Gefahr könnte auch in den USA drohen

Sogar in den bisher als nicht betroffen geltenden Ländern USA und in Japan gibt es Regionen, in denen der Erreger sich ansiedeln könnte, warnen die Wissenschaftler. Denn vor allem im Süden ist es warm und feucht genug, um eingeschleppten Bakterien dieser Art gute Lebensbedingungen zu bieten. Zu diesen potenziellen Risikozonen gehören Teile von Florida, aber auch Louisiana und die Stadt New Orleans.
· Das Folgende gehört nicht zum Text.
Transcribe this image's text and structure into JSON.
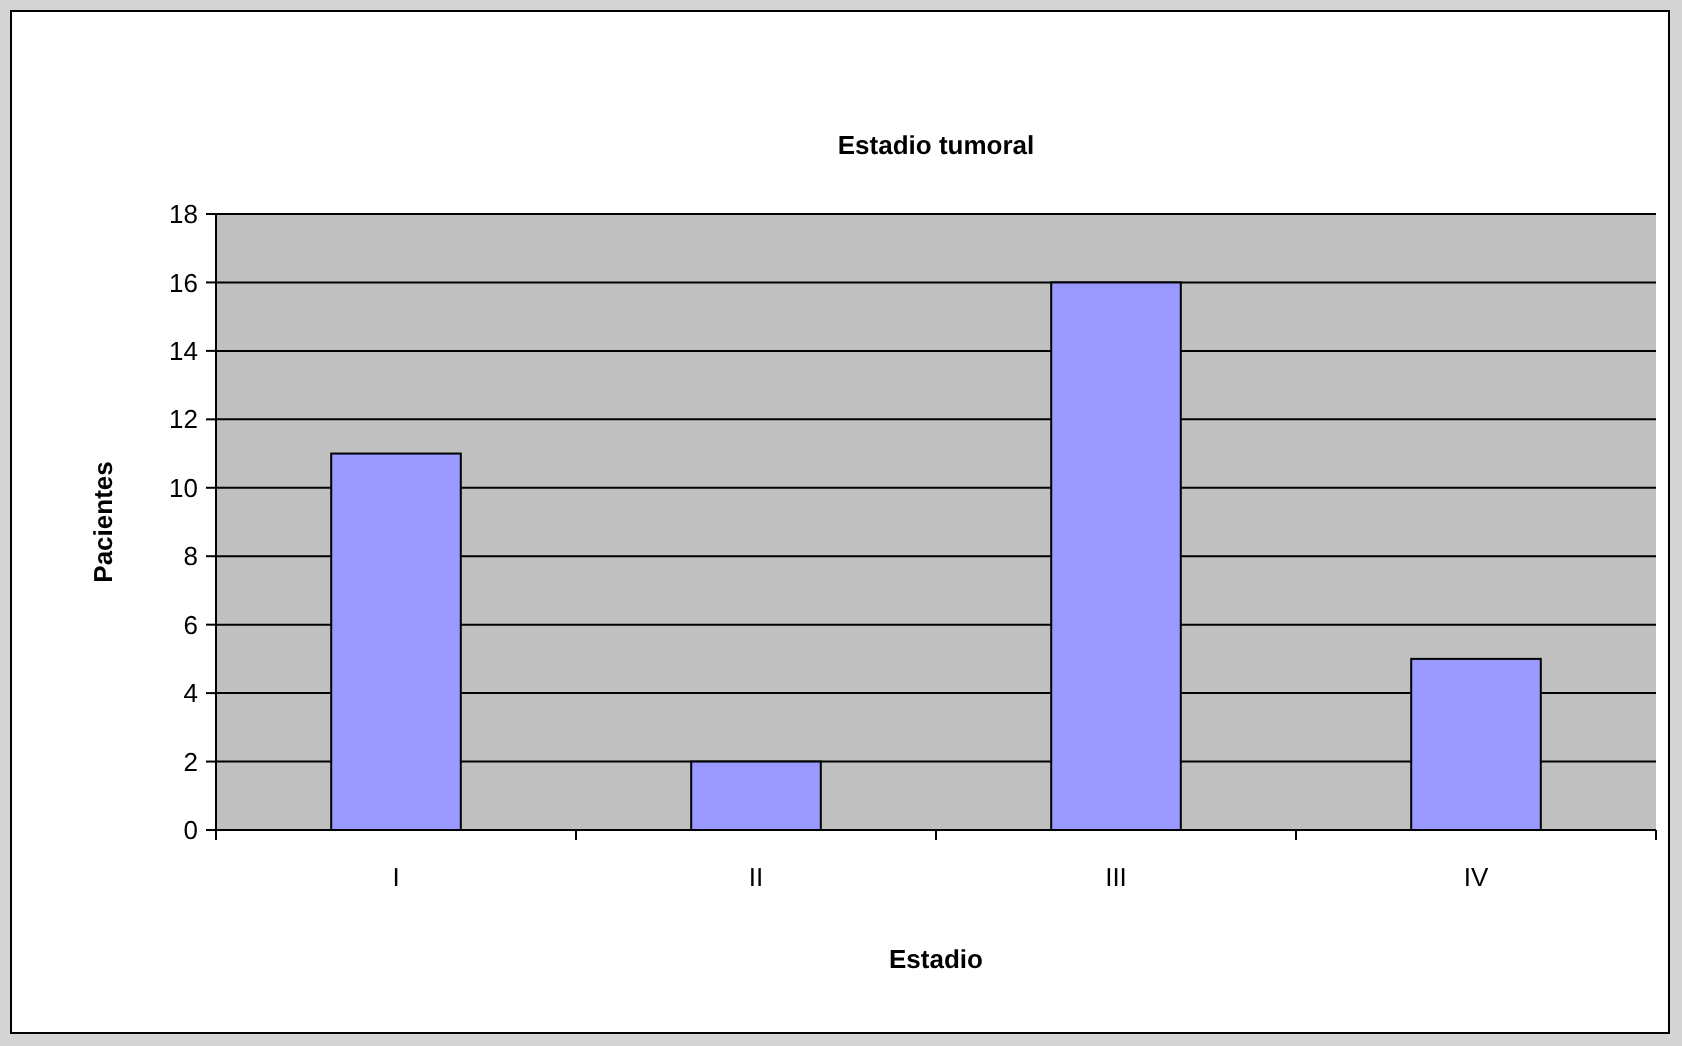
{
  "chart_data": {
    "type": "bar",
    "title": "Estadio tumoral",
    "xlabel": "Estadio",
    "ylabel": "Pacientes",
    "categories": [
      "I",
      "II",
      "III",
      "IV"
    ],
    "values": [
      11,
      2,
      16,
      5
    ],
    "color": "#9999ff",
    "ylim": [
      0,
      18
    ],
    "yticks": [
      0,
      2,
      4,
      6,
      8,
      10,
      12,
      14,
      16,
      18
    ],
    "grid": "y"
  }
}
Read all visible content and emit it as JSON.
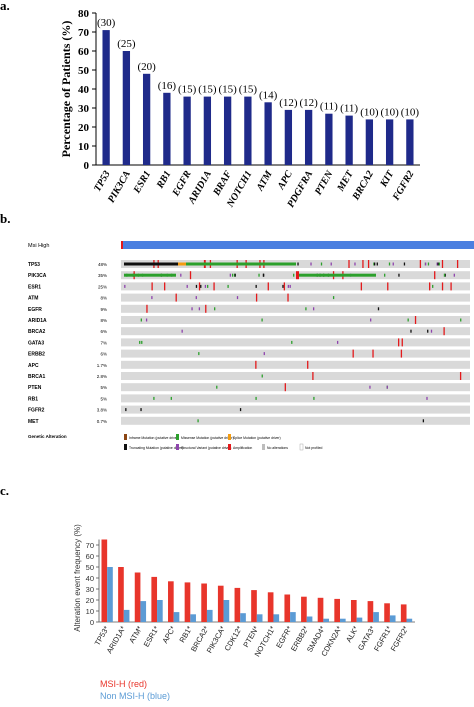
{
  "panels": {
    "a": "a.",
    "b": "b.",
    "c": "c."
  },
  "chart_data": [
    {
      "type": "bar",
      "ylabel": "Percentage of Patients (%)",
      "ylim": [
        0,
        80
      ],
      "yticks": [
        0,
        10,
        20,
        30,
        40,
        50,
        60,
        70,
        80
      ],
      "categories": [
        "TP53",
        "PIK3CA",
        "ESR1",
        "RB1",
        "EGFR",
        "ARID1A",
        "BRAF",
        "NOTCH1",
        "ATM",
        "APC",
        "PDGFRA",
        "PTEN",
        "MET",
        "BRCA2",
        "KIT",
        "FGFR2"
      ],
      "values": [
        71,
        60,
        48,
        38,
        36,
        36,
        36,
        36,
        33,
        29,
        29,
        27,
        26,
        24,
        24,
        24
      ],
      "data_labels": [
        "(30)",
        "(25)",
        "(20)",
        "(16)",
        "(15)",
        "(15)",
        "(15)",
        "(15)",
        "(14)",
        "(12)",
        "(12)",
        "(11)",
        "(11)",
        "(10)",
        "(10)",
        "(10)"
      ],
      "color": "#1f2a8a"
    },
    {
      "type": "heatmap",
      "header_track": {
        "label": "Msi High",
        "color": "#4a7fe0"
      },
      "genes": [
        "TP53",
        "PIK3CA",
        "ESR1",
        "ATM",
        "EGFR",
        "ARID1A",
        "BRCA2",
        "GATA3",
        "ERBB2",
        "APC",
        "BRCA1",
        "PTEN",
        "RB1",
        "FGFR2",
        "MET"
      ],
      "percentages": [
        "48%",
        "35%",
        "25%",
        "8%",
        "9%",
        "8%",
        "6%",
        "7%",
        "6%",
        "1.7%",
        "2.8%",
        "5%",
        "5%",
        "3.8%",
        "0.7%"
      ],
      "legend_title": "Genetic Alteration",
      "legend": [
        {
          "label": "Inframe Mutation (putative driver)",
          "color": "#8b4513"
        },
        {
          "label": "Missense Mutation (putative driver)",
          "color": "#2ca02c"
        },
        {
          "label": "Splice Mutation (putative driver)",
          "color": "#f39c12"
        },
        {
          "label": "Truncating Mutation (putative driver)",
          "color": "#111111"
        },
        {
          "label": "Structural Variant (putative driver)",
          "color": "#8e44ad"
        },
        {
          "label": "Amplification",
          "color": "#e31a1c"
        },
        {
          "label": "No alterations",
          "color": "#bdbdbd"
        },
        {
          "label": "Not profiled",
          "color": "#ffffff"
        }
      ]
    },
    {
      "type": "bar",
      "ylabel": "Alteration event frequency (%)",
      "ylim": [
        0,
        80
      ],
      "yticks": [
        0,
        10,
        20,
        30,
        40,
        50,
        60,
        70
      ],
      "categories": [
        "TP53*",
        "ARID1A*",
        "ATM*",
        "ESR1*",
        "APC*",
        "RB1*",
        "BRCA2*",
        "PIK3CA*",
        "CDK12*",
        "PTEN*",
        "NOTCH1*",
        "EGFR*",
        "ERBB2*",
        "SMAD4*",
        "CDKN2A*",
        "ALK*",
        "GATA3*",
        "FGFR1*",
        "FGFR2*"
      ],
      "series": [
        {
          "name": "MSI-H (red)",
          "color": "#e8352b",
          "values": [
            75,
            50,
            45,
            41,
            37,
            36,
            35,
            33,
            31,
            29,
            27,
            25,
            23,
            22,
            21,
            20,
            19,
            17,
            16
          ]
        },
        {
          "name": "Non MSI-H (blue)",
          "color": "#5b9bd5",
          "values": [
            50,
            11,
            19,
            20,
            9,
            7,
            11,
            20,
            8,
            7,
            7,
            9,
            5,
            3,
            3,
            4,
            9,
            6,
            3
          ]
        }
      ]
    }
  ]
}
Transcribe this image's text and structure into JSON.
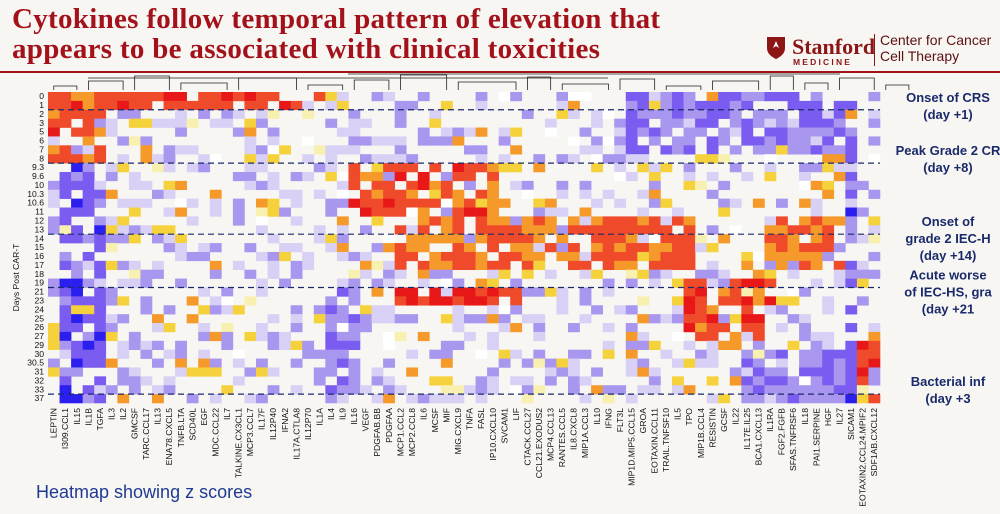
{
  "title": "Cytokines follow temporal pattern of elevation that appears to be associated with clinical toxicities",
  "logo": {
    "name": "Stanford",
    "sub": "MEDICINE",
    "center_line1": "Center for Cancer",
    "center_line2": "Cell Therapy"
  },
  "caption": "Heatmap showing z scores",
  "chart_data": {
    "type": "heatmap",
    "title": "Cytokines follow temporal pattern of elevation that appears to be associated with clinical toxicities",
    "ylabel": "Days Post CAR-T",
    "xlabel": "",
    "y_categories": [
      "0",
      "1",
      "2",
      "3",
      "5",
      "6",
      "7",
      "8",
      "9.3",
      "9.6",
      "10",
      "10.3",
      "10.6",
      "11",
      "12",
      "13",
      "14",
      "15",
      "16",
      "17",
      "18",
      "19",
      "21",
      "23",
      "24",
      "25",
      "26",
      "27",
      "29",
      "30",
      "30.5",
      "31",
      "32",
      "33",
      "37"
    ],
    "x_categories": [
      "LEPTIN",
      "I309.CCL1",
      "IL15",
      "IL1B",
      "TGFA",
      "IL3",
      "IL2",
      "GMCSF",
      "TARC.CCL17",
      "IL13",
      "ENA78.CXCL5",
      "TNFB.LTA",
      "SCD40L",
      "EGF",
      "MDC.CCL22",
      "IL7",
      "TALKINE.CX3CL1",
      "MCP3.CCL7",
      "IL17F",
      "IL12P40",
      "IFNA2",
      "IL17A.CTLA8",
      "IL12P70",
      "IL1A",
      "IL4",
      "IL9",
      "IL16",
      "VEGF",
      "PDGFAB.BB",
      "PDGFAA",
      "MCP1.CCL2",
      "MCP2.CCL8",
      "IL6",
      "MCSF",
      "MIF",
      "MIG.CXCL9",
      "TNFA",
      "FASL",
      "IP10.CXCL10",
      "SVCAM1",
      "LIF",
      "CTACK.CCL27",
      "CCL21.EXODUS2",
      "MCP4.CCL13",
      "RANTES.CCL5",
      "IL8.CXCL8",
      "MIP1A.CCL3",
      "IL10",
      "IFNG",
      "FLT3L",
      "MIP1D.MIP5.CCL15",
      "GROA",
      "EOTAXIN.CCL11",
      "TRAIL.TNFSF10",
      "IL5",
      "TPO",
      "MIP1B.CCL4",
      "RESISTIN",
      "GCSF",
      "IL22",
      "IL17E.IL25",
      "BCA1.CXCL13",
      "IL1RA",
      "FGF2.FGFB",
      "SFAS.TNFRSF6",
      "IL18",
      "PAI1.SERPINE",
      "HGF",
      "IL27",
      "SICAM1",
      "EOTAXIN2.CCL24.MPIF2",
      "SDF1AB.CXCL12"
    ],
    "annotations": [
      {
        "after_row": "1",
        "label_line1": "Onset of CRS",
        "label_line2": "(day +1)"
      },
      {
        "after_row": "8",
        "label_line1": "Peak Grade 2 CR",
        "label_line2": "(day +8)"
      },
      {
        "after_row": "13",
        "label_line1": "Onset of",
        "label_line2": "grade 2 IEC-H",
        "label_line3": "(day +14)"
      },
      {
        "after_row": "19",
        "label_line1": "Acute worse",
        "label_line2": "of IEC-HS, gra",
        "label_line3": "(day +21"
      },
      {
        "after_row": "33",
        "label_line1": "Bacterial inf",
        "label_line2": "(day +3"
      }
    ],
    "colorscale": [
      "#2b1ff0",
      "#7b5cf0",
      "#a996ee",
      "#d9d0f5",
      "#ffffff",
      "#f7f0b0",
      "#f5d23c",
      "#f59a2a",
      "#ef4a2a",
      "#e81818"
    ],
    "value_range": [
      -3,
      3
    ],
    "dendrogram": true,
    "grid": false
  }
}
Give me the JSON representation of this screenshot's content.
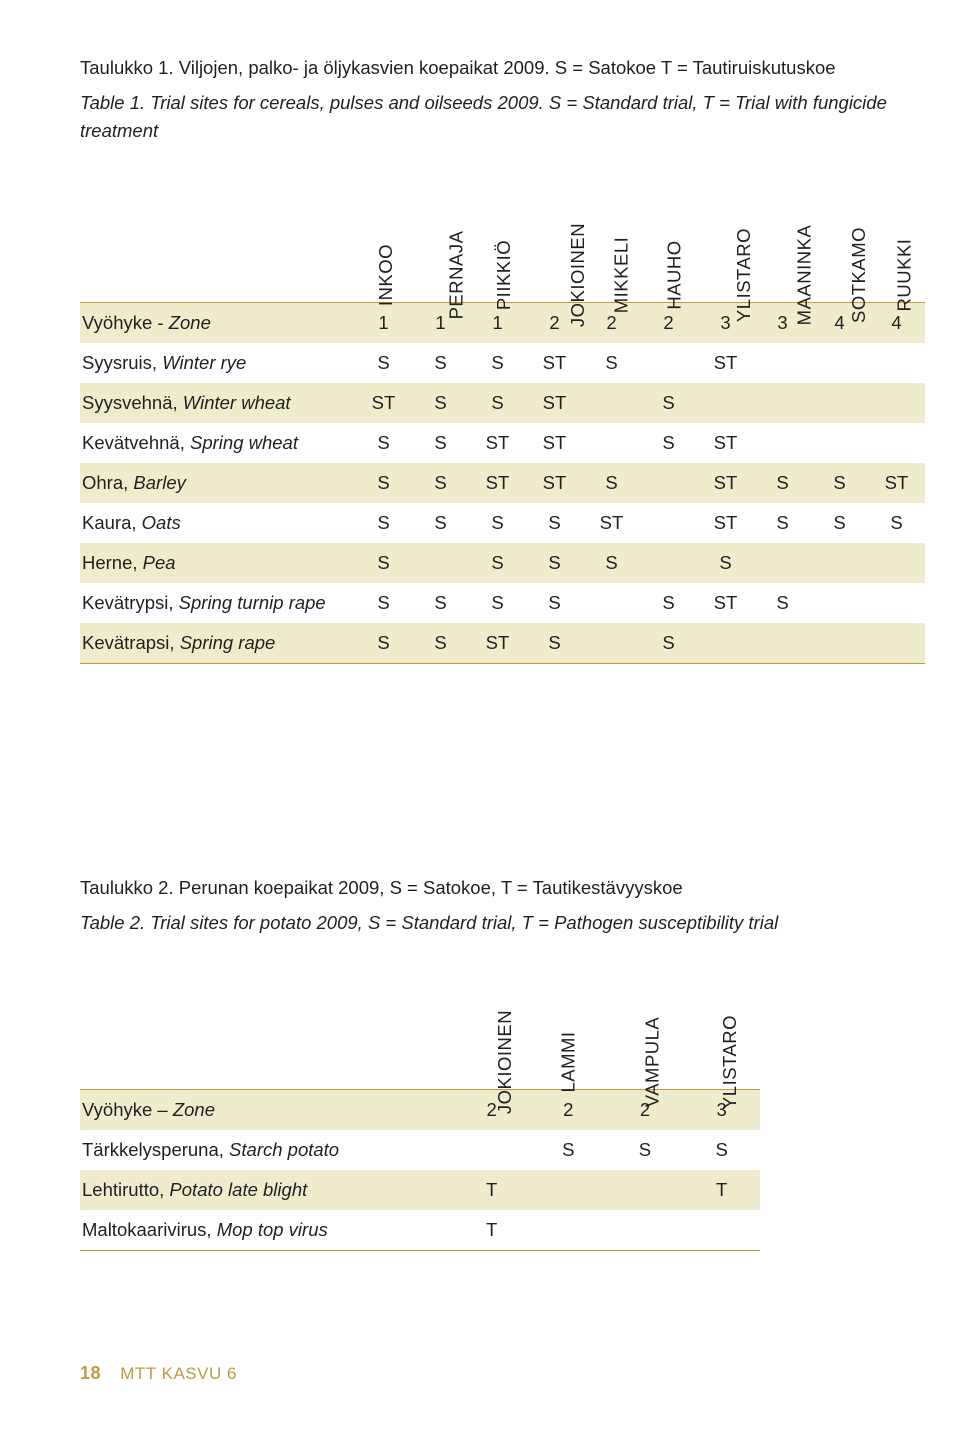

Ausgerechnet in Louisiana ereignete sich erst 2014 ein Ausbruch der Melioidose: Im Primatenzentrum in Tulane war der Erreger versehentlich freigesetzt worden und wurde von den Mitarbeitern über verseuchte Kleidung von Mäusen auf Affen übertragen. Ob das Bakterium dabei auch in die Umwelt gelangt ist, blieb unbekannt. "Es ist durchaus möglich, dass B. pseudomallei in der Umwelt der USA und Japans schon präsent ist, aber bisher nur nicht entdeckt wurde", betonen Limmathurotsakul und seine Kollegen.

"Verstärkte Aufmerksamkeit nötig"

Nach Ansicht der Forscher ist die Melioidose damit definitiv eine Krankheit, die intensiv überwacht und erforscht werden sollte. "Die große Zahl der Erkrankungen und Todesfälle unterstreichen, dass Gesundheitsbehörden und Entscheider dieser Krankheit verstärkte Aufmerksamkeit schenken müssen", so Limmathurotsakul. Immerhin fordert die Melioidose heute schon fast die zehnfache Zahl an Todesopfern wie das Denguefieber.

Hinzu kommt, dass sich die Melioidose in Zukunft wahrscheinlich noch weiter ausbreiten wird. Denn der Klimawandel und die zunehmende Veränderung der Böden durch menschlichen Einfluss könnten die für den Erreger geeigneten Gebiete weiter vergrößern, wie die Forscher berichten. "Diese Krankheit muss eine höhere Priorität bekommen", fordern sie.